A contracting market

The UK equity market is getting smaller. Since 2015, the number of listed companies has fallen by 32%. The IPO pipeline has all but dried up: from 126 listings in 2021 to roughly 18 in 2024. More than 150 companies have left the London Stock Exchange since early 2024 alone, through delistings, take-privates, and migrations to other exchanges.

These are not fringe companies departing a healthy market. The contraction runs across sectors and market caps, driven by a combination of regulatory burden, valuation discounts relative to US peers, and a growing perception that the cost of being publicly listed in London no longer justifies the benefits. Whether or not that perception is accurate, it is reshaping the landscape in which every remaining listed company operates.

For IR teams, the instinct might be to see fewer competitors as good news. Less noise, more capital to go around, greater visibility for those that stay. The reality is more complicated, and in several important respects, the opposite is true.

Competing for attention

A shrinking market does not simply redistribute attention among the remaining companies. It shrinks the entire ecosystem that generates attention in the first place. Fewer listed companies means fewer analysts covering the market. Fewer analysts means less research, less media coverage, and fewer investment professionals whose job it is to understand your sector. The infrastructure of attention — the brokers, journalists, conference organisers, and specialist funds — contracts alongside the market itself.

For large caps, this matters less. They have established analyst coverage, index inclusion, and the scale to command attention regardless of market conditions. For mid and small caps, the effect is acute. A company that once had three analysts covering it may now have one, or none. The specialist fund that held a meaningful position may have closed or consolidated into a generalist strategy. The conference that provided annual access to fifty investors may have been cancelled.

The result is that the remaining companies are competing harder for a finite and potentially shrinking pool of investor attention. In this environment, the quality of a company's communications is not a secondary consideration. It is a primary determinant of whether the company is visible to investors at all.

The mid-cap squeeze

Mid-cap companies face a particular version of this challenge. They cannot out-resource large caps, who have dedicated IR teams, agency rosters, and the gravitational pull of index inclusion. They cannot out-hustle small caps, where a founder-CEO can personally call every significant shareholder and the equity story is often a single compelling narrative.

Mid-caps sit in the middle, with complex businesses that require sophisticated storytelling but without the resources or structural advantages of either end. It is telling that 50% of mid-cap IR teams cite storytelling as their number-one challenge — the highest proportion of any market-cap segment. They know their narrative matters; they struggle to get it right.

The broader market confirms this priority. Narrative and storytelling shows a net planned time increase of 54 percentage points among IR teams — the third-largest shift of any IR activity. The industry is collectively recognising that in a market with fewer companies and less analyst coverage, the equity story has to do more of the heavy lifting.

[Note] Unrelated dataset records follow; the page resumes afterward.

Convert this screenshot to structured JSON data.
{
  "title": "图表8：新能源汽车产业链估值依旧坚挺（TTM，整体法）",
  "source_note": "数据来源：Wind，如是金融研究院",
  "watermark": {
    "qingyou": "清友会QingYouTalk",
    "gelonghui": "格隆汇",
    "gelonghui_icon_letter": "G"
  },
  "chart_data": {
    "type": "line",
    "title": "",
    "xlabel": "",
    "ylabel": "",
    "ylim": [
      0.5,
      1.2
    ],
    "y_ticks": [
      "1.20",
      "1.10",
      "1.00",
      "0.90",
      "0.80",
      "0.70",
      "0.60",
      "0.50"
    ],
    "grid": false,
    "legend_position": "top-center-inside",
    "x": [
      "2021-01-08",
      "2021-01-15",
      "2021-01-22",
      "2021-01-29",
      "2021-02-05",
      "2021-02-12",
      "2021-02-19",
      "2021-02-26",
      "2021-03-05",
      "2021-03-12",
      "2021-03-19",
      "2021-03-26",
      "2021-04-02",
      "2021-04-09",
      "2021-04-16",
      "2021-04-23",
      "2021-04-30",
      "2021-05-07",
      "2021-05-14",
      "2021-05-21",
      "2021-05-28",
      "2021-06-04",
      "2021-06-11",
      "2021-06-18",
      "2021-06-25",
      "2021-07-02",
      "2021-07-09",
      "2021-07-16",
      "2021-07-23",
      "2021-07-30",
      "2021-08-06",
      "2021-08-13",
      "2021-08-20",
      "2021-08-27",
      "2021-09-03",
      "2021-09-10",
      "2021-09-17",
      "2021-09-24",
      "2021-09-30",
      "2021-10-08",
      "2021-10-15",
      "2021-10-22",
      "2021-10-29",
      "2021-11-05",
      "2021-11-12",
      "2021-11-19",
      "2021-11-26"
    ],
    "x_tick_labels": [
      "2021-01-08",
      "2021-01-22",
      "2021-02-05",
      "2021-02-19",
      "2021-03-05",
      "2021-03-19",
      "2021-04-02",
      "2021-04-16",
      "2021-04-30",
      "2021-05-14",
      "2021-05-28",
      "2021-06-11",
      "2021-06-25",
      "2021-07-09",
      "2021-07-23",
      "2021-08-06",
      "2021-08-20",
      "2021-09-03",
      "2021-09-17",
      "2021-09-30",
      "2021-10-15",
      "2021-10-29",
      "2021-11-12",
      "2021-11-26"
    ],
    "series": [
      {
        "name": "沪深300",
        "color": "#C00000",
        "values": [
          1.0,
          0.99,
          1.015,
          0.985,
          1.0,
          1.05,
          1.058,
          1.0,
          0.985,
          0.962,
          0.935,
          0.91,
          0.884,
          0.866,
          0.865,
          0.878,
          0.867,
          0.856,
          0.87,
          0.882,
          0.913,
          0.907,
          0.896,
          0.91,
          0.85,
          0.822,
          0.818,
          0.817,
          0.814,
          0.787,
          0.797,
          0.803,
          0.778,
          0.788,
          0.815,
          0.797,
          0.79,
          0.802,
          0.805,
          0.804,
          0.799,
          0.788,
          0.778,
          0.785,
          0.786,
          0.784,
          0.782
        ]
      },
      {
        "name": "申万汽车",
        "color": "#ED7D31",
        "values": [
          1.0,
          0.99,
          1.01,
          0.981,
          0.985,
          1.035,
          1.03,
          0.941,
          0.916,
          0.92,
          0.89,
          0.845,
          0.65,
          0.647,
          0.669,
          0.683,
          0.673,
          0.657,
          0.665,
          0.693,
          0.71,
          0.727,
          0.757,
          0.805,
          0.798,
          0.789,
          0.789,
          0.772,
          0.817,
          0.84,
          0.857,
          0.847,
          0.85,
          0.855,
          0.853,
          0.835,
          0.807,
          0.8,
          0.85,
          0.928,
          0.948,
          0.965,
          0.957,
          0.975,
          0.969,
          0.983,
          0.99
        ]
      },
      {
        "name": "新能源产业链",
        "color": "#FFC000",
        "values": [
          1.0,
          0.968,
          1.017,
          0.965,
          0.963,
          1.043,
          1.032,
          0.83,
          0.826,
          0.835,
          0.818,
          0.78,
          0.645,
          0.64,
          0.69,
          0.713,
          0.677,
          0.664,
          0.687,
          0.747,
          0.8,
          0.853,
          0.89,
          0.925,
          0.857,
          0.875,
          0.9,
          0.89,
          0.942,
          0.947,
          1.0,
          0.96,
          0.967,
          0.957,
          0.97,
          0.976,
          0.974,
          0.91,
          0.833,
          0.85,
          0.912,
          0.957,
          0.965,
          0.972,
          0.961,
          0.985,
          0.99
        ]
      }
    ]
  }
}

This is not about producing glossier annual reports or hiring better copywriters. It is about building a coherent narrative that runs consistently through every investor touchpoint: the website, results presentations, regulatory announcements, roadshow materials, and direct engagement. Companies that treat these as separate workstreams, each managed by a different team or vendor, end up with a fragmented story that undermines itself.

A changing investor base

The composition of UK equity ownership has shifted dramatically over the past half-century. Individual ownership of UK quoted shares stood at 54% in 1963. Today it is 11.6%. International and institutional investors now dominate the register, bringing different expectations, different time horizons, and different communication preferences.

But the picture is not one-directional. The rise of DIY investment platforms is rebuilding a retail investor base, albeit one that looks very different from the private shareholders of the 1960s. These are digitally native investors who research companies online, expect on-demand access to information, and make decisions based on what they can find through search engines and social media.

Listed companies now need to communicate effectively across both audiences: institutional investors who expect detailed financial analysis and direct access to management, and retail investors who expect accessible content and responsive digital platforms. The companies that default to one audience at the expense of the other are leaving value on the table — either institutional capital that demands rigour, or retail loyalty that demands accessibility.

Communications as infrastructure

In a contracting market, the companies that communicate well will capture a disproportionate share of whatever investor attention remains. This is not a speculative claim. It follows directly from the market dynamics: fewer analysts, less coverage, more competition for visibility. The companies that make it easy for investors to understand their business, access their data, and engage with their management will stand out. The ones that do not will be overlooked.

The best companies treat investor communications as infrastructure, not as a project. The equity story, the investor platform, events, media engagement, and regulatory compliance all function as an integrated system. Each element reinforces the others. A results announcement drives traffic to the investor platform. The platform provides context for the regulatory filings. Events build relationships that make the next fundraise more efficient.

This is the approach Copia takes with clients across the market-cap spectrum: building communications systems where each component amplifies the rest. In a market with 32% fewer companies but no less complexity, that kind of integrated infrastructure is not a luxury. It is what separates the visible from the overlooked.